Trump tales depressingly familiar
The arm went around my shoulder. Then the hand began to creep, farther and farther, down the neckline of my dress. I was 20, at a fancy dinner for my college newspaper. The hand belonged to a grown-up — make that supposedly grown-up — editor. An editor from whom I wanted a summer job.
I would like to tell you I removed said hand and told its owner in no uncertain terms what he could do with it or, more to the point, couldn’t. But I can’t. My response, as I recall, involved some combination of resigned submission to this uninvited pawing and strategic wriggling out of reach.
Reader, I got the job. I went on to enjoy a cordial professional relationship with this man. Neither one of us mentioned the incident. Alcohol was involved, and I suppose I chalked his misbehavior up to that. Making a fuss seemed unwarranted and, even more, selfdefeating.
The episode wasn’t traumatic, not even close. Indeed, by the standards of the tens of thousands of tweets shared in recent days under the hashtag #notokay, it was mild.
Now, 38 years later, it feels more humiliating than it did back then. I am embarrassed by the meek complicity of my younger self, shamed to the point of being wary of revealing it to my daughters, now college students themselves. I like to believe they would not sit still, literally, for such treatment.
This is a story I rarely share, because I feel it makes me look as bad as my groper. Before this column, I have told it precisely once in public, when I was invited back to the college newspaper’s banquet as a guest speaker. But the moment stuck, as these moments do for the many women who have endured them and then tucked the memory away. And so, when men wondered how Anita Hill could have not only tolerated harassment from Clarence Thomas but followed him to another job, believing, naively, that his behavior had improved, her conduct didn’t strike me, and many other women, as all that surprising. We make accommodations; we tell ourselves stories. It’s getting better. We need the paycheck.
Now comes our latest national consciousness-raising conversation, in the form of Donald Trump, and claims by numerous women — the tally climbs daily — that he groped them without consent. What is depressingly familiar in these accounts is that their response, like mine, was not to confront but, at best, to ignore and avoid — and, at worst, to blame themselves for the predicament and their complicity.
Don’t let it stop you from getting your work done. Thus, People magazine writer Natasha Stoynoff’s account of Trump pushing her against a wall and forcing his tongue down her throat when Stoynoff was at Mar-a-Lago in 2005 to report a first-anniversary story about Trump and new wife Melania.

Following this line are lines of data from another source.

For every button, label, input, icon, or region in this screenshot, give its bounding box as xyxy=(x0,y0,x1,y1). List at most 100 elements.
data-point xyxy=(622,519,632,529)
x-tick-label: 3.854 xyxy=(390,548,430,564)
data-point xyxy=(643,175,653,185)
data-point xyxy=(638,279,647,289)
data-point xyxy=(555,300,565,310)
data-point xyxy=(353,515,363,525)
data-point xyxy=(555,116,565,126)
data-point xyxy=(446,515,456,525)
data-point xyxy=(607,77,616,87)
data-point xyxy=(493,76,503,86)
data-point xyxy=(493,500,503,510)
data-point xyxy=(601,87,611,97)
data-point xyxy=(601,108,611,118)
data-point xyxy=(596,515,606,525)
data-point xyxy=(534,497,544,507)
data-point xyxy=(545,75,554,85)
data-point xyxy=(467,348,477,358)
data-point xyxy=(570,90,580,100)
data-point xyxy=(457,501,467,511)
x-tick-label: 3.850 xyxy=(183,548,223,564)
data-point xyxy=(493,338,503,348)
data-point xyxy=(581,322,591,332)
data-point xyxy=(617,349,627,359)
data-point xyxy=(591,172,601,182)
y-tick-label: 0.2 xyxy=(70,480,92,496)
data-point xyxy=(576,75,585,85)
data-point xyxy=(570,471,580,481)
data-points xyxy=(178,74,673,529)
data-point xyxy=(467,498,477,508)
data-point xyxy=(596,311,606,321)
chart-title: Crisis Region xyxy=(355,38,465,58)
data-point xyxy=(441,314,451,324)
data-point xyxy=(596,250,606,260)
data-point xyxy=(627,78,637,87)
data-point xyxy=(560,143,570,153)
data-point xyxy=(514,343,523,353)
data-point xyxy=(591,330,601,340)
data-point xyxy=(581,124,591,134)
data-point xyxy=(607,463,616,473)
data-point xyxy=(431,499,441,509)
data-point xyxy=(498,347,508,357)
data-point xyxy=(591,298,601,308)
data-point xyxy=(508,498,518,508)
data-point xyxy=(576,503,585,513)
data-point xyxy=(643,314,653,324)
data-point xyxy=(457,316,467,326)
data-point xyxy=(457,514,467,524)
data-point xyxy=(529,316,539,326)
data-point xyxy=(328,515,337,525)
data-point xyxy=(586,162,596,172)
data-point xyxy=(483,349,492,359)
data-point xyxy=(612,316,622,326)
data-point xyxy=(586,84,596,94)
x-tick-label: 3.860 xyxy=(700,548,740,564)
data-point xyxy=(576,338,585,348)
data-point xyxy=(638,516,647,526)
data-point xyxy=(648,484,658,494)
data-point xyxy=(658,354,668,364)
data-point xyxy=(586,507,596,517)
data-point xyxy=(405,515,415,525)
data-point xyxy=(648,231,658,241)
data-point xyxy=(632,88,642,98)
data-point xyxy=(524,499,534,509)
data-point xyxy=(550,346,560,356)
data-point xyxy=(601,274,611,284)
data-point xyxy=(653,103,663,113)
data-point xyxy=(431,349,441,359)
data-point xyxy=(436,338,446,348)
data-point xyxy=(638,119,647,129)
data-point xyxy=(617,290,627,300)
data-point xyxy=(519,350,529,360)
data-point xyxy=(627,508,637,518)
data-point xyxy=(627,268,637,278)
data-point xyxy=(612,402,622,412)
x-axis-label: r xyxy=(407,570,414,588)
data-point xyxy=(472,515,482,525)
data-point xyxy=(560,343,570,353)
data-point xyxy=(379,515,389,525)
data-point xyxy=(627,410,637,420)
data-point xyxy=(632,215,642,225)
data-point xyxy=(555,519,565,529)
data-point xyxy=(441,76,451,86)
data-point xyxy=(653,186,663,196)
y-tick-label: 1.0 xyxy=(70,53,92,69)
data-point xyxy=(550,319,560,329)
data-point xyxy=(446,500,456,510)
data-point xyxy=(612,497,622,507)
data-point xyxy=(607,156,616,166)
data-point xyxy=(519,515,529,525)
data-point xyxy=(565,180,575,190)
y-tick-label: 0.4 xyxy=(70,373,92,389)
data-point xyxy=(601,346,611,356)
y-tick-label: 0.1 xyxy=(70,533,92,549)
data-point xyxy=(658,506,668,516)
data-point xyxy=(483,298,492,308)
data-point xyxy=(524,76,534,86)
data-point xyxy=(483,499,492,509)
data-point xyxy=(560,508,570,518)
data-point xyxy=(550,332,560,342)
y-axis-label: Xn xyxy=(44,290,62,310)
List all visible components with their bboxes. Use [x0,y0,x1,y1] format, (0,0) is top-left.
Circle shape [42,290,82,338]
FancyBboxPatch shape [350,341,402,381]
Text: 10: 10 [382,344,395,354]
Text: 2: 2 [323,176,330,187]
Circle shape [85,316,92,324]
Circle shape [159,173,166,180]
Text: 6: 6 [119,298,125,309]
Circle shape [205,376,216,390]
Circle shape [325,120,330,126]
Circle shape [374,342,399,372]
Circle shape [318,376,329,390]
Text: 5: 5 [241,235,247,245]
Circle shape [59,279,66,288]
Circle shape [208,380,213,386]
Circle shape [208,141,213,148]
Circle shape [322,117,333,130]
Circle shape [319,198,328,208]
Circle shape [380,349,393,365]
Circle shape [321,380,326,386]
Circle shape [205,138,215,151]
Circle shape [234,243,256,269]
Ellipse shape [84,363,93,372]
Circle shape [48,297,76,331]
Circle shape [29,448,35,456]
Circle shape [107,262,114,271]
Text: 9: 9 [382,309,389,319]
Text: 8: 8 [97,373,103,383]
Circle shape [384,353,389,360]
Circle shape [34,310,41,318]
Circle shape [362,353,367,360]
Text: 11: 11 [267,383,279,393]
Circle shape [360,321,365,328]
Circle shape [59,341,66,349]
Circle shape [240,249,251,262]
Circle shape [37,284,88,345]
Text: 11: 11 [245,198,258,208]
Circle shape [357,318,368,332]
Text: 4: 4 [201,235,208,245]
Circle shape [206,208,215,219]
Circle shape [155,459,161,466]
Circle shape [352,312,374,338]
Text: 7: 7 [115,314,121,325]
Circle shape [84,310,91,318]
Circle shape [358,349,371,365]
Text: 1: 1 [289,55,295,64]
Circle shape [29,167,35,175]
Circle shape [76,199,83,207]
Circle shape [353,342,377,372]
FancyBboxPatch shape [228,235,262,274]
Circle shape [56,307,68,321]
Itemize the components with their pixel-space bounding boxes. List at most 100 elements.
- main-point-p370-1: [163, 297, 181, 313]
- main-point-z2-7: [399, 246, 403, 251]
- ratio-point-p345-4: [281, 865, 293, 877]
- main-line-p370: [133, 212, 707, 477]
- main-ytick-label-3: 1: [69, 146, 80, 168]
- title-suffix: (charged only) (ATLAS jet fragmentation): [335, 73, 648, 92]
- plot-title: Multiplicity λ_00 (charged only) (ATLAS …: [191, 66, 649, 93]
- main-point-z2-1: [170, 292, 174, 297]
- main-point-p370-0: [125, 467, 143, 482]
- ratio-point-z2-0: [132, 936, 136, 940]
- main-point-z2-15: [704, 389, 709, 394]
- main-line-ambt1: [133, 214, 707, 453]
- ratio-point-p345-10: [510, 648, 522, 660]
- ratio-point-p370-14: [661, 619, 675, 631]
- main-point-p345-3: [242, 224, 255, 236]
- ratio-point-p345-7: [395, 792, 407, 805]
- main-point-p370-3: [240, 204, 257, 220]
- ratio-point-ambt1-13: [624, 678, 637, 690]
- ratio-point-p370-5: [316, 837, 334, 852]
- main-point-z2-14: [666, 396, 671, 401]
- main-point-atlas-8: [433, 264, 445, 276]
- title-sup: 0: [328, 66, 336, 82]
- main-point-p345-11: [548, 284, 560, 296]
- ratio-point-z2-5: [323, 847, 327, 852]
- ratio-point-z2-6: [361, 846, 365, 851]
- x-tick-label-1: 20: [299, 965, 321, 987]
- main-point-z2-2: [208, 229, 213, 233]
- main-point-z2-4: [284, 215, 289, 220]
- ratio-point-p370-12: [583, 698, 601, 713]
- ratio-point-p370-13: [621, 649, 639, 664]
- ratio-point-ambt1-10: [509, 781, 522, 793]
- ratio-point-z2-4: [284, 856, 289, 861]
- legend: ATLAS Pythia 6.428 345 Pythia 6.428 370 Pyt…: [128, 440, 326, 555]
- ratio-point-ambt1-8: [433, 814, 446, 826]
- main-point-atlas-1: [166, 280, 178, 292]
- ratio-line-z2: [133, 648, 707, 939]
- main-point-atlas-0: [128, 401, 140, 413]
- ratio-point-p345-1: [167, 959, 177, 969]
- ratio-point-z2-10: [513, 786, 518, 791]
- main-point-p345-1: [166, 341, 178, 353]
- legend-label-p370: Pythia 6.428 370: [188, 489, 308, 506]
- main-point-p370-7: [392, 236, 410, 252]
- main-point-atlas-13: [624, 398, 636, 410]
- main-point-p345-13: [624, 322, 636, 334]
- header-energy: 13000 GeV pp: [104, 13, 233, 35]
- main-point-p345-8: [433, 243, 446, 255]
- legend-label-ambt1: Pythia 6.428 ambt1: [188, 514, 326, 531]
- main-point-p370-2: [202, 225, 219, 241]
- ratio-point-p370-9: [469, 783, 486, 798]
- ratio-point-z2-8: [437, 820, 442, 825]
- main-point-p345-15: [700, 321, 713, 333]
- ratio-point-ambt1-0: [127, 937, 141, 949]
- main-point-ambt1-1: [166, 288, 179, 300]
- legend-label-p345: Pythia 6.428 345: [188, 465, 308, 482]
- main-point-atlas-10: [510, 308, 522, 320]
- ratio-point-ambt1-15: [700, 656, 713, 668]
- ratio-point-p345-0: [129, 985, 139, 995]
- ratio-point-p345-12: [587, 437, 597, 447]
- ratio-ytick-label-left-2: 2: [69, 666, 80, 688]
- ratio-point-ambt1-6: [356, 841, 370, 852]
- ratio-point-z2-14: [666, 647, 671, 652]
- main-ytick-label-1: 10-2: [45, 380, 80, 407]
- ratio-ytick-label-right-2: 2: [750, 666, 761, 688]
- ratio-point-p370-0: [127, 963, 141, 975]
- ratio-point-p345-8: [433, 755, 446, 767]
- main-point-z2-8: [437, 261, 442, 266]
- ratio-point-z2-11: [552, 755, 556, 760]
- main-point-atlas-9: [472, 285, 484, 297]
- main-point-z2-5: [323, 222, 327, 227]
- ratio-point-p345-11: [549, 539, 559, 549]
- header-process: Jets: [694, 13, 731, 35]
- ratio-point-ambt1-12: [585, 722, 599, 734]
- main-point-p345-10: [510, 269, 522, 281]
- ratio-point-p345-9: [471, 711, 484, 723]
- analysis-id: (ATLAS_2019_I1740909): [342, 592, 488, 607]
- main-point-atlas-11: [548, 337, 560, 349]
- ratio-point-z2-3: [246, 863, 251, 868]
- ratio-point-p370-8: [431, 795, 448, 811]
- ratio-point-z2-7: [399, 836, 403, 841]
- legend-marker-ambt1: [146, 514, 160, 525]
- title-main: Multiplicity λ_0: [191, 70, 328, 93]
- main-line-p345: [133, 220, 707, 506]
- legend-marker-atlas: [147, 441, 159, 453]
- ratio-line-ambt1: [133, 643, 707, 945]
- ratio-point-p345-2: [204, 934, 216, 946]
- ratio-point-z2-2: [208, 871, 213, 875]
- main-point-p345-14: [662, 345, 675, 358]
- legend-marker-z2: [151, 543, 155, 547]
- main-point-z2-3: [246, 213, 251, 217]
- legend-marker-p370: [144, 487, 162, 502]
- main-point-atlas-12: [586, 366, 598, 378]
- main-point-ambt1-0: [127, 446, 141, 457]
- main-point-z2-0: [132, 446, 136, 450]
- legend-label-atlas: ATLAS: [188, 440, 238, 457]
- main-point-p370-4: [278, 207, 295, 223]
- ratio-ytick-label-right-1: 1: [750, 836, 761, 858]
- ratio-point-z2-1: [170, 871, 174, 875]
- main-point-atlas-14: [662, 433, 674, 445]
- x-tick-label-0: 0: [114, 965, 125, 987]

Immediately after the assault, Stoynoff said, she pretended nothing had happened: “I tried to act normal. I had a job to do, and I was determined to do it.” And then, “like many women, I was ashamed and blamed myself for his transgression. I minimized it.”
So, for Trump, Stoynoff’s silence then became evidence of her dishonesty now. “Why didn’t the writer of the twelve-year-old article in People magazine mention the ‘incident’ in her story? Because it did not happen!” Trump tweeted.
Don’t turn it into a big deal. These things happen. Business executive Jessica Leeds told The New York Times that Trump, octopus-like, touched her breasts and reached up her skirt on an airplane flight three decades ago. Leeds’ reaction was not to summon the flight attendant; it was to return, obediently, to her original seat in coach.
Women “accepted it for years,” Leeds said. “We were taught it was our fault.”
Indeed. In a 2013 radio interview, Donald Trump Jr. summed up this suck-it-up, blame-the-victim mentality. “If you can’t handle some of the basic stuff that’s become a problem in the workforce today, then you don’t belong in the workforce,” he said. “Like, you should go maybe teach kindergarten. I think it’s a respectable position.”
If there is any silver lining to this dreadful election, it is to expose the persistence of such distorted thinking. To teach boys and men that such behavior is unacceptable, no matter how powerful their position. And, most of all, to embolden girls and women to speak up, not submit, when they feel that hand, inching toward its target.